Tens of thousands of smart phone buyers every day chose Android handsets for their price and the availability of applications.

The variety of phones and apps is what draws them to the Google mobile ecosystem. But Android’s flexibility is also a weakness — the number of versions of the OS released, the ability of handset makers and carriers to customize it means Android is less secure than other platforms.

That’s the main reason why a number of enterprises won’t let staff touch Android — and why Samsung Electronics has come up with its own solution, the Knox mobile management platform.

All this is background for word that Google has finally issued a fix for a vulnerability discovered in February.
(Samsung’s Galaxy S4)

According to LinuxInsider, the bug lets attackers modify Android apps into Trojan apps with out breaking their APK signature key.
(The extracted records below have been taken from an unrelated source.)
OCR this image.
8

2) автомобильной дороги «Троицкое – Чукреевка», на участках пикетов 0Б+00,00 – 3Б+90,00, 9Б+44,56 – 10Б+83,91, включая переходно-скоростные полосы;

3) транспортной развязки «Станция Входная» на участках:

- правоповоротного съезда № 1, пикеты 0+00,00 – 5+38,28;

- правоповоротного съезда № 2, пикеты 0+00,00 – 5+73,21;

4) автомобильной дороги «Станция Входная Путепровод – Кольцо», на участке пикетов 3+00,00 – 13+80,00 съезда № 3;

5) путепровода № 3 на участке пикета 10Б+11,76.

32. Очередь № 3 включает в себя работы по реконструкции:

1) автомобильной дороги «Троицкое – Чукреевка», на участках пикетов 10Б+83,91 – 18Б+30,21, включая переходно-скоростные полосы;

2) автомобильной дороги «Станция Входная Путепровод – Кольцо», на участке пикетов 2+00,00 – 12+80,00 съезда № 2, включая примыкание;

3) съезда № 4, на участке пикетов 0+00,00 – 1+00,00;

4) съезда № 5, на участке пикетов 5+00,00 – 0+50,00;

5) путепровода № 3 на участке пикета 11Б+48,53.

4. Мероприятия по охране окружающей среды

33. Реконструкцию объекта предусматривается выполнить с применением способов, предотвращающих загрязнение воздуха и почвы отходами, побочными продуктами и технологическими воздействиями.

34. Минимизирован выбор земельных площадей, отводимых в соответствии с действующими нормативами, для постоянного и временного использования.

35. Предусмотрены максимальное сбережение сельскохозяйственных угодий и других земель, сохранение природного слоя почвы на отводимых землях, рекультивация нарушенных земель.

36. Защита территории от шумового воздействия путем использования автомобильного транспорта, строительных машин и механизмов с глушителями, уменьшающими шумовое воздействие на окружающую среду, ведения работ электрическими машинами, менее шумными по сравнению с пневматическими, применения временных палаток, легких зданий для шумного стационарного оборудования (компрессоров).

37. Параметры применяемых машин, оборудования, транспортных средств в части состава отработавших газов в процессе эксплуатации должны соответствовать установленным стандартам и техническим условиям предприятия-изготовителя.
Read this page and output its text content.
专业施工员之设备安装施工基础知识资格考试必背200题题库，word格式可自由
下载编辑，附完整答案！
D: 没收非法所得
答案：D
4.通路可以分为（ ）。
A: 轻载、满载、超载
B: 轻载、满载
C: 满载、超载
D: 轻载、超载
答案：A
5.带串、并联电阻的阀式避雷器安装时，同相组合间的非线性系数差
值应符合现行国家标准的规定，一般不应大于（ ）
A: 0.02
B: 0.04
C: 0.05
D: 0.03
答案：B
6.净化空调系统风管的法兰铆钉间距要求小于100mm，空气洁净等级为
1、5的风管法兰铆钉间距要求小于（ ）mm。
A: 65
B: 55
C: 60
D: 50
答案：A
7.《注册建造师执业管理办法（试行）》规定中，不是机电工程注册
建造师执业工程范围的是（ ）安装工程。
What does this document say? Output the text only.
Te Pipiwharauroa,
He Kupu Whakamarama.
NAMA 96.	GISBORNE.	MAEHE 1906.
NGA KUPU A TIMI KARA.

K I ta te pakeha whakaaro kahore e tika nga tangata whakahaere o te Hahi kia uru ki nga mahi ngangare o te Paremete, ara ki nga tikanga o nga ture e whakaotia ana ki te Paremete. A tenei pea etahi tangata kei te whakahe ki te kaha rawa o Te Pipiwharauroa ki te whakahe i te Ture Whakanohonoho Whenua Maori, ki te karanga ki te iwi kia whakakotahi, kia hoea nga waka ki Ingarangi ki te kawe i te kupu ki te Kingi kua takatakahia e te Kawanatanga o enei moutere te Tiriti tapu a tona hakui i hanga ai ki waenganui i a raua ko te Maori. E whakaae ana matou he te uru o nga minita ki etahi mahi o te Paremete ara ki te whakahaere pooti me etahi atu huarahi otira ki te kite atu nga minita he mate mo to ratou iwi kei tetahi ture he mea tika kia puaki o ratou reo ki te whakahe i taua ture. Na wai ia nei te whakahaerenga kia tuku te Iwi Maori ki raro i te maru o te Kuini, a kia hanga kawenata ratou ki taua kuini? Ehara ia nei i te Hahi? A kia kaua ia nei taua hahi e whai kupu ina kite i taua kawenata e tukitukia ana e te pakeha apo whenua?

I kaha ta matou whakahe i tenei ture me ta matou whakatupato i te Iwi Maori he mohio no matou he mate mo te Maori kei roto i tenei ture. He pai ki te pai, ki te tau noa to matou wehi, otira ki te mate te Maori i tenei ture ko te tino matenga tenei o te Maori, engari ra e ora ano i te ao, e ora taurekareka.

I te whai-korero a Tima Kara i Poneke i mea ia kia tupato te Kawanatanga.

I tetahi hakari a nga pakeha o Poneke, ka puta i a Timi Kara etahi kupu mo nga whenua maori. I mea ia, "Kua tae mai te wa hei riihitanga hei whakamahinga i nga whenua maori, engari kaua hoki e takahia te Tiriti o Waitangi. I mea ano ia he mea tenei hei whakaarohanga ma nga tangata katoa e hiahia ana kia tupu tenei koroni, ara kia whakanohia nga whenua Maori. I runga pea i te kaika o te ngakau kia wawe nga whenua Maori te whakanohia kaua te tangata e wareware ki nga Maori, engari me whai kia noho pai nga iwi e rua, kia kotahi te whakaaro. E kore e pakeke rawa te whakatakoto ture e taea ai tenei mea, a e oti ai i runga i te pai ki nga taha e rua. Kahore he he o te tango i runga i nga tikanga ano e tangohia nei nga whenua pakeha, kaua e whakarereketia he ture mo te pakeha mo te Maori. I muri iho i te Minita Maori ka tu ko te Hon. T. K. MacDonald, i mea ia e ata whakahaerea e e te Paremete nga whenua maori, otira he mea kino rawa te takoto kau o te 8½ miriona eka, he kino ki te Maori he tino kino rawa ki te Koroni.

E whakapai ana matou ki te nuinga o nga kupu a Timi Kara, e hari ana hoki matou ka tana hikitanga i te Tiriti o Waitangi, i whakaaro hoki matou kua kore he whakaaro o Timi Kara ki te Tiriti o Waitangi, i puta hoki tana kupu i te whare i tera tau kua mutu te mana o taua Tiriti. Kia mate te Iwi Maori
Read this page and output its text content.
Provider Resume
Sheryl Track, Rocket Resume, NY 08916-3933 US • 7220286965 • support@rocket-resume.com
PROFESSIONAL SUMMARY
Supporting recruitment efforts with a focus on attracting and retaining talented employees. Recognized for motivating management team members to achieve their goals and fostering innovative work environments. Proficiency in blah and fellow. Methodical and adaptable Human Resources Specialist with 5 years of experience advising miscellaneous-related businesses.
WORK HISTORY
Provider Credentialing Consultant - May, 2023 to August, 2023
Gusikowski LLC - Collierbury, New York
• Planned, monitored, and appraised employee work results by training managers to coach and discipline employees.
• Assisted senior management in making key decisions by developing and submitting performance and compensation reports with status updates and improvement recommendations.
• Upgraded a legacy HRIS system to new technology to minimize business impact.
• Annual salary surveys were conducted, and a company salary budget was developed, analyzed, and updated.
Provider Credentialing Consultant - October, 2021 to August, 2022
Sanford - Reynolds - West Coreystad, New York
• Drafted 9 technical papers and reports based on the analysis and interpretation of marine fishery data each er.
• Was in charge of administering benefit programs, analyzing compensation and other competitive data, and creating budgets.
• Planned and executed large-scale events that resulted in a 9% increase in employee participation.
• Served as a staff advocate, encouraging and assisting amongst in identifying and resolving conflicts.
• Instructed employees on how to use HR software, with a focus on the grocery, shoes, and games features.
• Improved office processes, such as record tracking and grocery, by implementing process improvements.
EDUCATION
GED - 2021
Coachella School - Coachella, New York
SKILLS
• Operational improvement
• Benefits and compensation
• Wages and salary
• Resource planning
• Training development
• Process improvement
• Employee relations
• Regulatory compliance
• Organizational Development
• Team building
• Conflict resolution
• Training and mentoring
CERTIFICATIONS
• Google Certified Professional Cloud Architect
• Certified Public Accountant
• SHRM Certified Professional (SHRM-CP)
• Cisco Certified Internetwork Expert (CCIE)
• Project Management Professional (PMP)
While Google says it scans Google Play for this and other vulnerabilities, the danger is Android users will download apps from other sources that could be infected.

The latest version of Android, 4.2, verifies that downloaded apps are malware-free. But that doesn’t cover earlier versions.

So far, Android hasn’t been hurt by this. But one has to wonder how long it can continue to allow the OS to fracture. At some point it may have to follow the lead of Apple with iOS and Microsoft with Windows Phone and make an operating system that can be upgraded the same as a desktop OS.